Savannah’s expression brightened. “You’re absolutely right! Let’s not disappoint her. We’ll make this the most memorable holiday ever. We’ll do everything just the way she used to do it, from the greens in the front hall to the candles on the mantel and in the windows.”
“Perfect,” he said enthusiastically. “Give me a minute to call my office and change, and I’ll meet you and Hannah out front. We’ll find the best tree on the tree farm.”
“It has to be huge,” Savannah warned.
He hesitated, phone receiver in hand. “How huge?”
“Really, really big.” She held her arms wide. “And very, very tall.”
“How were you and Hannah going to get such a huge tree back here by yourselves?”
“I was counting on help.”
“Are you sure you didn’t know I was coming?”
“Nope. Mr. Johnson has a truck. He also has a fondness for Mae’s sugar cookies.”
Trace winced. “The ones on the kitchen floor?”
“Those are the ones.”
“Think he’ll accept any other sort of bribe?” he asked, knowing that he was going to hate the alternative if Mr. Johnson declined to haul that tree.
“Nope. I think this tree is riding in your pristine, shiny SUV, shedding needles all the way,” she said happily.
Trace groaned. “I was afraid of that.”
She patted his hand, sending a jolt of awareness through him.
“I’ll go get a blanket to lay in the back,” she said soothingly. “Now, hurry, or you’ll have Hannah to deal with. Trust me, she’s worse than a nagging splinter when she’s anxious to get someplace. Right now she’s making a family of snow angels on the front lawn, but her enthusiasm for that will wear off shortly.”
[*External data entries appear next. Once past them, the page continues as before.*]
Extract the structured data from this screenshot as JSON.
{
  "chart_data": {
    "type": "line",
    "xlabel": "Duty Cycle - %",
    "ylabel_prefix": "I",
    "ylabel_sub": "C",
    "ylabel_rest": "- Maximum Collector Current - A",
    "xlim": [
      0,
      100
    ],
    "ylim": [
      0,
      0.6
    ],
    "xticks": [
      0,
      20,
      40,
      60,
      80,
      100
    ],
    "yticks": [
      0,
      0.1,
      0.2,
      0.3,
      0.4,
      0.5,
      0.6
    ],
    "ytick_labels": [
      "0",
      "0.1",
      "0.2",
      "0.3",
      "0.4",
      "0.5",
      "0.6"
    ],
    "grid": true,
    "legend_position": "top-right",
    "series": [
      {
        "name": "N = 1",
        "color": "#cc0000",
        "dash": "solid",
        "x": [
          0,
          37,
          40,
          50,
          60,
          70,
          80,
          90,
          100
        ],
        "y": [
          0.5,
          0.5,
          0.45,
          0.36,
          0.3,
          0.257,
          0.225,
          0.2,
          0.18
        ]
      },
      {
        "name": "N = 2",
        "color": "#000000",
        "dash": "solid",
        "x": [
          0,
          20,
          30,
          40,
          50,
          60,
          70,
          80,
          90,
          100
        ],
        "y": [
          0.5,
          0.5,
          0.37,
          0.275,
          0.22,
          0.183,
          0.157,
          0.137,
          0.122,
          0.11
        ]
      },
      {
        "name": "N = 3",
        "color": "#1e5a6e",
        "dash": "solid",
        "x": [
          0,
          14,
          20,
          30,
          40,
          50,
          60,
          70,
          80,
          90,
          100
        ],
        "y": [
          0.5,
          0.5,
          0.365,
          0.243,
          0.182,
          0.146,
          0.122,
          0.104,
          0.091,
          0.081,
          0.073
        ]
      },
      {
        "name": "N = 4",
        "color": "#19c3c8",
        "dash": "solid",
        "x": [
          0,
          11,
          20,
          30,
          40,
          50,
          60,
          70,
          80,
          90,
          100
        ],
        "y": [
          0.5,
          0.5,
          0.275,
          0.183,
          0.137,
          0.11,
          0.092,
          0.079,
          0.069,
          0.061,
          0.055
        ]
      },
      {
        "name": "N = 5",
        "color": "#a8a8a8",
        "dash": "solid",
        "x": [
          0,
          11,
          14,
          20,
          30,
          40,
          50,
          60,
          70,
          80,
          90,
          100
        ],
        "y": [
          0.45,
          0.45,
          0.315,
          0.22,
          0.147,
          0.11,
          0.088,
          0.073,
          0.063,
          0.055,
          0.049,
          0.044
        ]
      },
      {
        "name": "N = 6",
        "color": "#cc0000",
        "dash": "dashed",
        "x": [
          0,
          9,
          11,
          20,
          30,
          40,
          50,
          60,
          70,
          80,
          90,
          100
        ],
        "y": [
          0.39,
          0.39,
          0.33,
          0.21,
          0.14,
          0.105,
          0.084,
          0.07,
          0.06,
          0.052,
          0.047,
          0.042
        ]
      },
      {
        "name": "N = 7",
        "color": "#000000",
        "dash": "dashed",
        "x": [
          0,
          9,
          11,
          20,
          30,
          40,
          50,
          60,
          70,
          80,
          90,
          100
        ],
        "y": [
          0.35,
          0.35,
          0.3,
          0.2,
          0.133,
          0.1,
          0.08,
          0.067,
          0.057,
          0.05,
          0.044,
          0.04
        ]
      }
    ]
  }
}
“I’ll hurry,” Trace promised, unable to tear his gaze away as she left the room. He sighed, then dialed his office.
Two minutes later, he’d told his stunned secretary to shut the company down until after the new year, changed into warmer clothes and was heading out the front door, only to be greeted by squeals of delight as Hannah upended her mother into a snowbank. Savannah was sputtering and scraping snow out of her mouth. There was a dangerous glint in her eyes as she regarded her traitorous daughter.
Oblivious to her mother’s reaction, Hannah spotted Trace. Emboldened by her success with her mother, she raced in his direction. Trace braced for the hit. “Oh, no, you don’t,” he said, scooping her up when she would have tried to knock him on his backside. He held out a hand and helped Savannah up, even as Hannah tried to squirm free of his grip.